Lakalaka, who is Catholic, revealed what he described as a secret he kept while fighting to stay in New Zealand.
“I have prayed so sincerely day and night,” he said.
“I knew for sure my immigration application would not be easily approved as there was no reasonable ground.
“There appeared to be no hope at all, but I did not give up going to the church.
“Whenever I got the chance to pray, I recited various prayers of the church and all of a sudden Jesus answered my prayer.”
He thanked Kaniva News for helping him, referring to a story on his case we published in January 2019 saying that his application for a resident visa had been declined.
He said he would return to New Zealand shortly and his family would apply for visas to come to the country.

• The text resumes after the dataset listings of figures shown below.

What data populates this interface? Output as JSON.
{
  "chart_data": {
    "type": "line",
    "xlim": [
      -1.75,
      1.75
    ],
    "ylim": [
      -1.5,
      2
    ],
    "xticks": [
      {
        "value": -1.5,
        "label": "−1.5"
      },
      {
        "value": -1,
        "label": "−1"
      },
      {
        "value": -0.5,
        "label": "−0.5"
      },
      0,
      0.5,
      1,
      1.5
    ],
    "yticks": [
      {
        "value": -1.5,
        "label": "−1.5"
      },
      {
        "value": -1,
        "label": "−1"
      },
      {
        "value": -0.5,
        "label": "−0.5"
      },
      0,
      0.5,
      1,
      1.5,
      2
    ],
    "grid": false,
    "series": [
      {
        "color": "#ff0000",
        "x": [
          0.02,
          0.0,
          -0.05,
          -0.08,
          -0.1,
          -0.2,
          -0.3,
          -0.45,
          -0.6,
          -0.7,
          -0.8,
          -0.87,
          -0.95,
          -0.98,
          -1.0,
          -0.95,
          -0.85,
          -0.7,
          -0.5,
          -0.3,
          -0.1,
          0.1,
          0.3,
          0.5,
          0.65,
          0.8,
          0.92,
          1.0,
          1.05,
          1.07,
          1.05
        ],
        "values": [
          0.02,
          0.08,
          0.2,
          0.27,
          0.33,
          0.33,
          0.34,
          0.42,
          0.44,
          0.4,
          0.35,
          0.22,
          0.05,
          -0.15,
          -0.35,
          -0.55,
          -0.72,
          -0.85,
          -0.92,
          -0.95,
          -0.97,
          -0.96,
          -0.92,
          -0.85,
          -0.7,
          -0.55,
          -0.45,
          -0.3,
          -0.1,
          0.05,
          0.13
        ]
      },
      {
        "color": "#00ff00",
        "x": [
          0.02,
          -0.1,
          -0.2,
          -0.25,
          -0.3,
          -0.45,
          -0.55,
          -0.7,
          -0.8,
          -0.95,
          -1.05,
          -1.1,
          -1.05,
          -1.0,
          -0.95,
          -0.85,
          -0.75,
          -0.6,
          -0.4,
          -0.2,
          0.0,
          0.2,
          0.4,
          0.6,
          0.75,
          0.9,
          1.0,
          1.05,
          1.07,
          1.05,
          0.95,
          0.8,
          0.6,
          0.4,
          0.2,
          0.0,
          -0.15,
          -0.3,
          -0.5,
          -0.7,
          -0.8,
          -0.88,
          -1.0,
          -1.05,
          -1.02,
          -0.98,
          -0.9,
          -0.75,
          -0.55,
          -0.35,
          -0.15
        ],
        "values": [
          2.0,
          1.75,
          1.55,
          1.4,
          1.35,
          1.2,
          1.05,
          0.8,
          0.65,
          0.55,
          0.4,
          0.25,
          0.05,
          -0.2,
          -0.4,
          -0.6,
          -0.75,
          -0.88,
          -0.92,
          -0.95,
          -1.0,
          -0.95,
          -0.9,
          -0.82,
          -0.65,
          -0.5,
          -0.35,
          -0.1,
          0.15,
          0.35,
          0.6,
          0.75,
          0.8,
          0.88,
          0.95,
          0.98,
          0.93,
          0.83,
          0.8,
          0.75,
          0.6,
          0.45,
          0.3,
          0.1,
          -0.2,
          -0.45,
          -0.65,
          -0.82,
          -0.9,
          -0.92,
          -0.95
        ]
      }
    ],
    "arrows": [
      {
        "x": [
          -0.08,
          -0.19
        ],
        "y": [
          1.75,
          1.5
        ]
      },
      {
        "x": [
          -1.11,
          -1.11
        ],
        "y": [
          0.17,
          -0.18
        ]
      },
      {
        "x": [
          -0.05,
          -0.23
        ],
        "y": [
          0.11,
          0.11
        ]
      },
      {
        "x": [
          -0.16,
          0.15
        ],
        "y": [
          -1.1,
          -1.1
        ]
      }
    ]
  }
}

Lakalaka was being treated for end-stage kidney failure secondary to polycystic kidney disease.
He had a successful kidney transplant in September 2009, but the kidney has developed progressive structural damage which means its function has reduced over time. He now has stage four kidney disease and requires regular supervision from a renal physician in New Zealand.
The extent to which this could be managed from Tonga, with changes to medication being facilitated through a blood-testing regime, was uncertain, the Tribunal said when it previously declined Lakalaka’s visa application.
The approval came after he appealed against the deportation order. Included in the appeal was his 13-year-old son.
Lakalaka and his wife have six children whom they have raised by customary adoption. His wife, two daughters and a son remain in Tonga.
The main points
- The patient with kidney failure the New Zealand Immigration and Protection Tribunal ordered to be deported has had his permanent visa application finally approved.
- Sōsefo Lakalaka never gave up and last month his visa application was granted.